With his lover imprisoned in a Russian gulag, the Gray Man will stop at nothing to free her in this latest entry in the #1 New York Times bestselling series.

A winter sunrise over the great plains of Russia is no cause for celebration. The temperature barely rises above zero, and the guards at Penal Colony IK22 are determined to take their misery out on the prisoners--chief among them, one Zoya Zakharova. Once a master spy for Russian foreign intelligence, then the partner and lover of the Gray Man, she has information the Kremlin wants, and they don't care what they have to do to get it.

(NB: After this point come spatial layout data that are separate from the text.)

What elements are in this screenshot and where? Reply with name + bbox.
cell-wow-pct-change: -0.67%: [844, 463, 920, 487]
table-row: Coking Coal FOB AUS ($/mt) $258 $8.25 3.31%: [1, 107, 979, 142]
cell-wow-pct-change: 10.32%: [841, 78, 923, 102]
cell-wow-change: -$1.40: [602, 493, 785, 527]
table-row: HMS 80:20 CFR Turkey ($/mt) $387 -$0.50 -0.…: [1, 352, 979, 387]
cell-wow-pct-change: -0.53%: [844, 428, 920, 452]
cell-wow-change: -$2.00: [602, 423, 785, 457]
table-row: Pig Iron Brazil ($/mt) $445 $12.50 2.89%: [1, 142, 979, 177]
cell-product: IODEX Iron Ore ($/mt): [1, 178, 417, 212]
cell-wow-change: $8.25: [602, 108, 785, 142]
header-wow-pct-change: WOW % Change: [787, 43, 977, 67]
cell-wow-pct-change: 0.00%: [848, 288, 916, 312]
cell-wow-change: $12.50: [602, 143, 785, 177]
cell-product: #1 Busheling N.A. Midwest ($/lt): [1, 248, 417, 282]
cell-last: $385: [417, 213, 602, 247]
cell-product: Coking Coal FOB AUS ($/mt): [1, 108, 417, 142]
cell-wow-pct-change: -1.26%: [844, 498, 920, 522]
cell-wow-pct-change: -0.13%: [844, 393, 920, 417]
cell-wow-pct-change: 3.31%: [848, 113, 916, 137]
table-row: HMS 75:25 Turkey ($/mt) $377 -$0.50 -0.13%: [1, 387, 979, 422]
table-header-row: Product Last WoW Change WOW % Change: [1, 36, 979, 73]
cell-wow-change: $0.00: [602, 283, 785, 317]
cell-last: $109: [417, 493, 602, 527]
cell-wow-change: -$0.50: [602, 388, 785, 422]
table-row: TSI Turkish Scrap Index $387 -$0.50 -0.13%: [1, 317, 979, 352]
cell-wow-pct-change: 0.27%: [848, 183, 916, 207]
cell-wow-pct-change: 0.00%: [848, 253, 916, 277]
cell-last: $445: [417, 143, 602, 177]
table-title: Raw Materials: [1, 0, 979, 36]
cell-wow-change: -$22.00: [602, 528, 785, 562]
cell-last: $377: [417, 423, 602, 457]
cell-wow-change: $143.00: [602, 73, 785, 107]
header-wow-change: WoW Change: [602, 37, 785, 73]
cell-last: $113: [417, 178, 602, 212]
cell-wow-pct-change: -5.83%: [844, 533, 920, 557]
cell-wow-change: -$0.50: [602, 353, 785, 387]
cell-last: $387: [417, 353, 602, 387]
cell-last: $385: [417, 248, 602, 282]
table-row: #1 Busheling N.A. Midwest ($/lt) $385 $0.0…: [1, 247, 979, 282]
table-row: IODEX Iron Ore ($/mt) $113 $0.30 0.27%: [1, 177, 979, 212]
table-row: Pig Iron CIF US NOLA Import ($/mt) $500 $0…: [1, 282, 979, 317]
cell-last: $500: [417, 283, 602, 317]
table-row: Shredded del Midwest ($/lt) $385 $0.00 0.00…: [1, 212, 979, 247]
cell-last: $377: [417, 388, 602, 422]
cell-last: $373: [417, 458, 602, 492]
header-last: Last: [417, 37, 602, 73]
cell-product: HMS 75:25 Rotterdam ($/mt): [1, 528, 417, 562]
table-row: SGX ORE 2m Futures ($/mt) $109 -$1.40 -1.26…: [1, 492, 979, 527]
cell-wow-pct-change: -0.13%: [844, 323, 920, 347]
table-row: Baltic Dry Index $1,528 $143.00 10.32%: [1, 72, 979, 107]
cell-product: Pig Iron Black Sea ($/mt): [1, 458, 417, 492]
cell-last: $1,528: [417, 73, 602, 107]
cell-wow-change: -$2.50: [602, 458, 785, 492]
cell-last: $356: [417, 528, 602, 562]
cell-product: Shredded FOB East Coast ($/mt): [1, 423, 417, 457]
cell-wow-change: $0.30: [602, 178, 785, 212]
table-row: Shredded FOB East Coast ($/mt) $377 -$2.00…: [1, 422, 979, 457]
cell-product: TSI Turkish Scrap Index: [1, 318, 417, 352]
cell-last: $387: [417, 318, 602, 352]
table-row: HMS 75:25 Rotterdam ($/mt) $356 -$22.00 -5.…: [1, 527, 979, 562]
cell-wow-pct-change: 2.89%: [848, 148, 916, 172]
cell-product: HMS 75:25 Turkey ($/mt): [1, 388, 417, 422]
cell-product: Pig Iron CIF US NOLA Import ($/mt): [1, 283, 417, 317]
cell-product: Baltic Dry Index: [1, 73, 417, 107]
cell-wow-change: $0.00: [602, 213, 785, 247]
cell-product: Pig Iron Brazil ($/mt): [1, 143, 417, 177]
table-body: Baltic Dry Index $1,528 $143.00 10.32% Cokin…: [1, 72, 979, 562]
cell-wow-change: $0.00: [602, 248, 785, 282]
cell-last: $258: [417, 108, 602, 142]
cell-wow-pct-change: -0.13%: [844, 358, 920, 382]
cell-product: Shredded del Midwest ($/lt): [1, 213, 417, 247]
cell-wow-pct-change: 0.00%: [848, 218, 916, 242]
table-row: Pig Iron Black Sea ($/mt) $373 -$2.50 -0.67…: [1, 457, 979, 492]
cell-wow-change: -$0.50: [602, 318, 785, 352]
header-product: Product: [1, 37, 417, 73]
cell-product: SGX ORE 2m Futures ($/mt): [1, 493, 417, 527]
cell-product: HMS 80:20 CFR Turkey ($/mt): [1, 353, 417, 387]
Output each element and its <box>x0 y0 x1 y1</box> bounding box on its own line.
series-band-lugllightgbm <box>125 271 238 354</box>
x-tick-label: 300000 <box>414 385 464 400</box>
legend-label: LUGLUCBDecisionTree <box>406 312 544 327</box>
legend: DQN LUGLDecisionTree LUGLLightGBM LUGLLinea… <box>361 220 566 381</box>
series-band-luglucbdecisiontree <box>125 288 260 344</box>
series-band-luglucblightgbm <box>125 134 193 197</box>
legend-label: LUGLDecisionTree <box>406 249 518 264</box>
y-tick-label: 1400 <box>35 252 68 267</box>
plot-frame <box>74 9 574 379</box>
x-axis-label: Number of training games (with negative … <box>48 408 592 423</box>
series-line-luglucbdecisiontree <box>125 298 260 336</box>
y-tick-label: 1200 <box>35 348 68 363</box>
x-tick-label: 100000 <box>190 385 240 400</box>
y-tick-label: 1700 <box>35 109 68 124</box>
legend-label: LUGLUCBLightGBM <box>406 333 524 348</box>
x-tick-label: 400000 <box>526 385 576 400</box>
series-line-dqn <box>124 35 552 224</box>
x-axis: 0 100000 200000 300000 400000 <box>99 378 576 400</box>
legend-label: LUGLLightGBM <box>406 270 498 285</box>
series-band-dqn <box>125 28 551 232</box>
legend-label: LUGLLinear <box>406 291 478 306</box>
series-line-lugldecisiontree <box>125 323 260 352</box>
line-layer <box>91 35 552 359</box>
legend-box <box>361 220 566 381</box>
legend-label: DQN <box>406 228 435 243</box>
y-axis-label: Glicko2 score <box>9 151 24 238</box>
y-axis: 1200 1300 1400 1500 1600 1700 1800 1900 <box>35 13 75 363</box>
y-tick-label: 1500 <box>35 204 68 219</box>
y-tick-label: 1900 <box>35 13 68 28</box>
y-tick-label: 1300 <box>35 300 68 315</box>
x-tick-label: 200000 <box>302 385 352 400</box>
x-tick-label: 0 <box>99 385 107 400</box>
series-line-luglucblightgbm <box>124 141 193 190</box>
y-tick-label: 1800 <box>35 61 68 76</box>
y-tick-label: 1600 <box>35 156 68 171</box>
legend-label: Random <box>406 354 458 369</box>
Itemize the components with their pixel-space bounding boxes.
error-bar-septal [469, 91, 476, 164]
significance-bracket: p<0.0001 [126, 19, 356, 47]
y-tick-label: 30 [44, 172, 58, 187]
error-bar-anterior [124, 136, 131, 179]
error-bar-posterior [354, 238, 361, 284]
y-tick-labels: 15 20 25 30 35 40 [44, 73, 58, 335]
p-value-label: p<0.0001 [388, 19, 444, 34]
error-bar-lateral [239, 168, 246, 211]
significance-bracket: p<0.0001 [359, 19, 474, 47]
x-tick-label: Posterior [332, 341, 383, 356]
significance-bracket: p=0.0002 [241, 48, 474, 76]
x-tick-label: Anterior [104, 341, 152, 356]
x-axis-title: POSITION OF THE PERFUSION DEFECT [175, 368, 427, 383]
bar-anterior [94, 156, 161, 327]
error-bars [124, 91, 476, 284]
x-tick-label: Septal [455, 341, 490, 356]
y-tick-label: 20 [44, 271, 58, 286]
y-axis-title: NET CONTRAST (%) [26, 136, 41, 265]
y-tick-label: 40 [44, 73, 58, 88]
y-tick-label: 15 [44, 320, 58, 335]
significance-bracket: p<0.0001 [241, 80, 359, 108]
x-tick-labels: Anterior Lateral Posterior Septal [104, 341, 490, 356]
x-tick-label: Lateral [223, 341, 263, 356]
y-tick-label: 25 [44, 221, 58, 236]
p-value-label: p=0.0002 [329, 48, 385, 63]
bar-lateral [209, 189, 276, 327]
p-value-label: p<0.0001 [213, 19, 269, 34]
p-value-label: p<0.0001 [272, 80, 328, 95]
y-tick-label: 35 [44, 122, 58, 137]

But if they think a thousand miles of frozen wasteland and the combined power of the Russian police state is enough to protect them, they don't know the Gray Man. He's coming, and no one's safe.

Mark Greaney
Photo: © Michael Lionstar

Mark Greaney

Mark Greaney has a degree in international relations and political science. In his research for his novels, he traveled to more than thirty-five countries and trained alongside military and law enforcement in the use of firearms, battlefield medicine, and close-range combative tactics. He is also the author of the New York Times bestsellers Tom Clancy Support and Defend, Tom Clancy Full Force and Effect, Tom Clancy Commander in Chief, and Tom Clancy True Faith and Allegiance. With Tom Clancy, he coauthored Locked On, Threat Vector, and Command Authority. His first novel, The Gray Man, was made into a major motion picture starring Ryan Gosling and Chris Evans.